After strike, school bus workers
in New York City fight firings
 
BY SETH GALINSKY  
NEW YORK—School bus workers here have beat back attempts by some bus companies to fire workers returning after a one-month strike, but “a few employers are keeping some of our members from going back to their jobs,” says a statement on the Amalgamated Transit Union Local 1181 website.

“Our union will defeat the remaining employers and get all our members back to work,” the statement continues.

Local 1181 officials ended the strike by 8,800 workers Feb. 15 without defeating Mayor Michael Bloomberg’s decision to eliminate Employee Protection Provisions in contracts with private bus companies for 1,100 routes that expire this year. Bus companies are suing to get rid of the protections for the remaining 6,600 routes.

The provisions, in place for 34 years, require bosses to hire from the pool of all laid-off workers by seniority, before taking on new employees. Without the protections, any time a company loses a bid or closes down, laid-off workers would start as new hires, if hired at all.

“I’m glad to be back at work, but we can’t just give up,” said Laura Cangelosi, a driver and member of Local 1181. “Our jobs are at stake.” She was one of dozens of workers who spoke briefly to the Militant at a bus yard near JFK airport Feb. 25.

Workers say they aren’t defeated or demoralized. Many are following efforts by the union to win back the jobs of those fired when the strike ended.

The strike was weakened when some 3,000 workers organized by Teamsters Local 854 or United Craft and Industrial Workers Union Local 71 crossed the picket lines. Two members of Local 71 at the yard told this reporter that they thought their union should have joined the strike.

When strikers returned to Reliant Transportation in the Bronx Feb. 20, bosses said they weren’t going to take everyone back. “We all stayed outside,” driver Dionisio Peña told the Militant. “It seems the union steward was called. In the end, no one was fired.”

The same day Jofaz Transportation boss Joseph Fazzia turned away more than 100 attendants in Brooklyn. “[I’ve] lost hundreds of thousands of dollars,” he shouted, according to the New York Post. “This union thinks they can tell me what to do. They can go f--- themselves.”

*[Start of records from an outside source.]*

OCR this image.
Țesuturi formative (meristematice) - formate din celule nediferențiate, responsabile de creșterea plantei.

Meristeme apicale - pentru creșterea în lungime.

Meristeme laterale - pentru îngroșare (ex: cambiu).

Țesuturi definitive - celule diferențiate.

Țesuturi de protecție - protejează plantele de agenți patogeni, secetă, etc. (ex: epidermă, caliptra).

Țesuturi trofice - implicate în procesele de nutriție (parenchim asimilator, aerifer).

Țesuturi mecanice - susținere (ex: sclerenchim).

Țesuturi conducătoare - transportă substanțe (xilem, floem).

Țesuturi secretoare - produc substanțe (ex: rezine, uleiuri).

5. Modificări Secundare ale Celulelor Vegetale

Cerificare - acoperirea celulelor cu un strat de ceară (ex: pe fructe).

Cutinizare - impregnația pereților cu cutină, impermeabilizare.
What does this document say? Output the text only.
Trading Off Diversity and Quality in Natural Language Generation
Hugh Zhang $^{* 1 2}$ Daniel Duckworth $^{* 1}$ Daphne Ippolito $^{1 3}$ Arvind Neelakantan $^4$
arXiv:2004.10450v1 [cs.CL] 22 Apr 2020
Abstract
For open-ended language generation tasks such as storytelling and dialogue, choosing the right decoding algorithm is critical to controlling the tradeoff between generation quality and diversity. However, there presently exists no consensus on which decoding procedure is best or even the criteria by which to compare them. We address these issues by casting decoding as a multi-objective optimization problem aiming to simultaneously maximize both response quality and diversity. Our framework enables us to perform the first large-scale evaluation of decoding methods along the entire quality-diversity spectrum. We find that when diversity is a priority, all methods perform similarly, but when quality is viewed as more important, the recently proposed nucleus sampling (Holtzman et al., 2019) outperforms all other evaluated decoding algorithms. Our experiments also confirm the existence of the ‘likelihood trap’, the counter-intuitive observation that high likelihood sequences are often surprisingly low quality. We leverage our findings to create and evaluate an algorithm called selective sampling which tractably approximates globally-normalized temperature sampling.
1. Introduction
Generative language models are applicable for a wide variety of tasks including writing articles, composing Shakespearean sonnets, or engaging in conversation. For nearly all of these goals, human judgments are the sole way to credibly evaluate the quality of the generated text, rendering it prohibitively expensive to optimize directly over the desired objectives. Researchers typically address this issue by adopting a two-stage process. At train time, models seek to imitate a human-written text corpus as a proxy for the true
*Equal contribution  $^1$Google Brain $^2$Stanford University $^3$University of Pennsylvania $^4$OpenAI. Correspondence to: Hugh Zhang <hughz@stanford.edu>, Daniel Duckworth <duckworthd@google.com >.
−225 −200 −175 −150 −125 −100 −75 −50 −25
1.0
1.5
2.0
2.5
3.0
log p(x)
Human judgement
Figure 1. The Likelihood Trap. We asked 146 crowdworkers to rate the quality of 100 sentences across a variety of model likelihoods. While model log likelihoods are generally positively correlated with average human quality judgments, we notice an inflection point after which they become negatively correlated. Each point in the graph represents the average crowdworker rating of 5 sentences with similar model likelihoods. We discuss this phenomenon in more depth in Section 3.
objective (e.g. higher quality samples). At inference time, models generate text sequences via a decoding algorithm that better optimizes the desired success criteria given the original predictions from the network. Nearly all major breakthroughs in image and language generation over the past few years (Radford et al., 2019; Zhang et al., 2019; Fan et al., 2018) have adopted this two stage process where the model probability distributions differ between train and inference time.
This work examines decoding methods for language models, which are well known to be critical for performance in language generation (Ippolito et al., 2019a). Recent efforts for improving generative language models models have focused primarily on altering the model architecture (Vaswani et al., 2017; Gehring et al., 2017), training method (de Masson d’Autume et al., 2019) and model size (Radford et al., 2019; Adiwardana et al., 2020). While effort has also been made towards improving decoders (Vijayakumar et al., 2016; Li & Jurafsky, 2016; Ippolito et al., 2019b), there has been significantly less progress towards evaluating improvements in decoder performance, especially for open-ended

The attendants were back on the job after negotiations between Fazzia and Local 1181, the Post reported Feb. 26.

“Workers at Jofaz are back at work,” driver Horace Madhoo said at the yard near JFK. “But not those fired at Rainbow. We have to get everyone back to work.”

Despite a barrage of articles from the city’s big-business dailies during the strike that tried to paint the workers as selfishly holding students “hostage,” the majority of workers in the city backed the strikers.

“The dispute between the city and the union is clearly not over,” said a Feb. 21 New York Times editorial that scolded five Democratic Party candidates for mayor, who had written to the union asking officials to end the strike, for claiming they would each “revisit” the job protections if elected in the fall.

The editorial also backed Bloomberg’s attack on the bus workers and denounced union officials for saying they will seek legislation to restore the protections.

“It is time to let the market decide how this industry works,” the Times said.

School bus workers have a different view.

“We learned that only workers care about other workers,” said Madhoo.